Question

A ray of light is incident on a refracting face AB of a prism ABC at an angle of \( 45^\circ \). The ray emerges from face AC and the angle of deviation is \( 15^\circ \). The angle of prism is \( 30^\circ \). Show that the emergent ray is normal to the face AC from which it emerges out. Find the refraction index of the material of the prism.

Hint:

For a ray of light passing through a prism, the angle of deviation depends on the angle of incidence and the prism angle. Snell's law is used to find the refractive index of the material.

Answer 1

Let \( A \) denote the prism angle, \( i \) the angle of incidence on face AB, and \( e \) the angle of emergence. The deviation angle \( D \) is the angle between the incident and emergent rays. We are given \( D = 15^\circ \) and \( A = 30^\circ \).

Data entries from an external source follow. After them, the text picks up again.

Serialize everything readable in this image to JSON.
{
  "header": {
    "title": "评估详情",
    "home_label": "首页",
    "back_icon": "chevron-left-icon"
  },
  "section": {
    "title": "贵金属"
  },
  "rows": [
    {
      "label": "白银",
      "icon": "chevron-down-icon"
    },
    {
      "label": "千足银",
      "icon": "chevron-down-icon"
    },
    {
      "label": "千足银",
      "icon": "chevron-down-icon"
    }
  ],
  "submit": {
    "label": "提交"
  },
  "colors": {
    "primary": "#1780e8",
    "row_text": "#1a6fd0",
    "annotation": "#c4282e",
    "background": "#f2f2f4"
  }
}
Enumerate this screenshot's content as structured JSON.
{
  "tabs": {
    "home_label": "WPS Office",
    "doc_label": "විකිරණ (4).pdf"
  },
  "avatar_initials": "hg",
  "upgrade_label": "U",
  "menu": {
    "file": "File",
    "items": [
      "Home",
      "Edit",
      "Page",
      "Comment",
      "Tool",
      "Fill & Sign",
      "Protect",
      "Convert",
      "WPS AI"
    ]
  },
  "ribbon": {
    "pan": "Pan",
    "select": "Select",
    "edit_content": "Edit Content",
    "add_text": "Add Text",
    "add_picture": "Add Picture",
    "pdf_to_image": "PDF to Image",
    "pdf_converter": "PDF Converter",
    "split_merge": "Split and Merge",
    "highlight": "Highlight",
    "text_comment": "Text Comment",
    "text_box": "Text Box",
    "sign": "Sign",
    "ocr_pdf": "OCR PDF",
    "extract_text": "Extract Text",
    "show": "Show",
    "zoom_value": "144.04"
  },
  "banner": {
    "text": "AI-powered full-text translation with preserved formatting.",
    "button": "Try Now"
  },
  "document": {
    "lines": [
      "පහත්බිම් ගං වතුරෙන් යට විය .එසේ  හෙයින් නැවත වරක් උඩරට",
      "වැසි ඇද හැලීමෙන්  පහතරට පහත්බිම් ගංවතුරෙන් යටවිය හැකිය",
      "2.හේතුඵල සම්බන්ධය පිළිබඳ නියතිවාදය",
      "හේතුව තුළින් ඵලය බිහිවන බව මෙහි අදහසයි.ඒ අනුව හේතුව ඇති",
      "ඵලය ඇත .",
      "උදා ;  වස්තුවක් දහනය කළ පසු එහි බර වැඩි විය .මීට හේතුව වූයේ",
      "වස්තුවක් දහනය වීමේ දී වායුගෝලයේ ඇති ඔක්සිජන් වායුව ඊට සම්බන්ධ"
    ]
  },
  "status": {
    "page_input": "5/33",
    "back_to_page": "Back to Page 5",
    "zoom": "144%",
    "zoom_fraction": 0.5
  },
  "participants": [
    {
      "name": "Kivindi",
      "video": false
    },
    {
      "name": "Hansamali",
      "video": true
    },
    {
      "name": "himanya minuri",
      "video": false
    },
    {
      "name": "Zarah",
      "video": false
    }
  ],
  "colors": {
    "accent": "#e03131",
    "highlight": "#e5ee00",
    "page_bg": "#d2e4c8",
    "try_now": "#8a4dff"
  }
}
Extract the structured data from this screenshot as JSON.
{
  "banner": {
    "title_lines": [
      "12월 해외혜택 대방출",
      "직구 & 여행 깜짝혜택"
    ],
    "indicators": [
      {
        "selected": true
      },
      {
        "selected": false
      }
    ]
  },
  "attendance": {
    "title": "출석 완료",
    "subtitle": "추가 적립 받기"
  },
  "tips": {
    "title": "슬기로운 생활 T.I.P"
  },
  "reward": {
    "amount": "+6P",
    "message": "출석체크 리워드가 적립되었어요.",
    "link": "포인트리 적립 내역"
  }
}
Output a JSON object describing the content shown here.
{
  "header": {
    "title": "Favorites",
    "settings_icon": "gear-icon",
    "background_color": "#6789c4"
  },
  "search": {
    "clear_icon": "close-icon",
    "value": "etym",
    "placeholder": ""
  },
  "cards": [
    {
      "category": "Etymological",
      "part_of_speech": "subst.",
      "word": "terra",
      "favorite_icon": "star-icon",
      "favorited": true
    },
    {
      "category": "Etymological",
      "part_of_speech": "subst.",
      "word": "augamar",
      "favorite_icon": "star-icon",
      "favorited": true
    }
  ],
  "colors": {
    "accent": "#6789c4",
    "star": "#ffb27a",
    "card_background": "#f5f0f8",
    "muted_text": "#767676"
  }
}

The formula for deviation in a prism is \( D = i + e - A \). Since the emergent ray is normal to face AC, \( e = 90^\circ \). Substituting these values: \( 15^\circ = i + 90^\circ - 30^\circ \). Solving for \( i \) yields \( i = 15^\circ \). Snell's law, \( n = \frac{\sin(i)}{\sin(r)} \), is used to determine the refractive index \( n \) of the prism material, where \( r \) is the angle of refraction within the prism. Given \( r = 90^\circ - A/2 \), substituting known values allows calculation of the refractive index.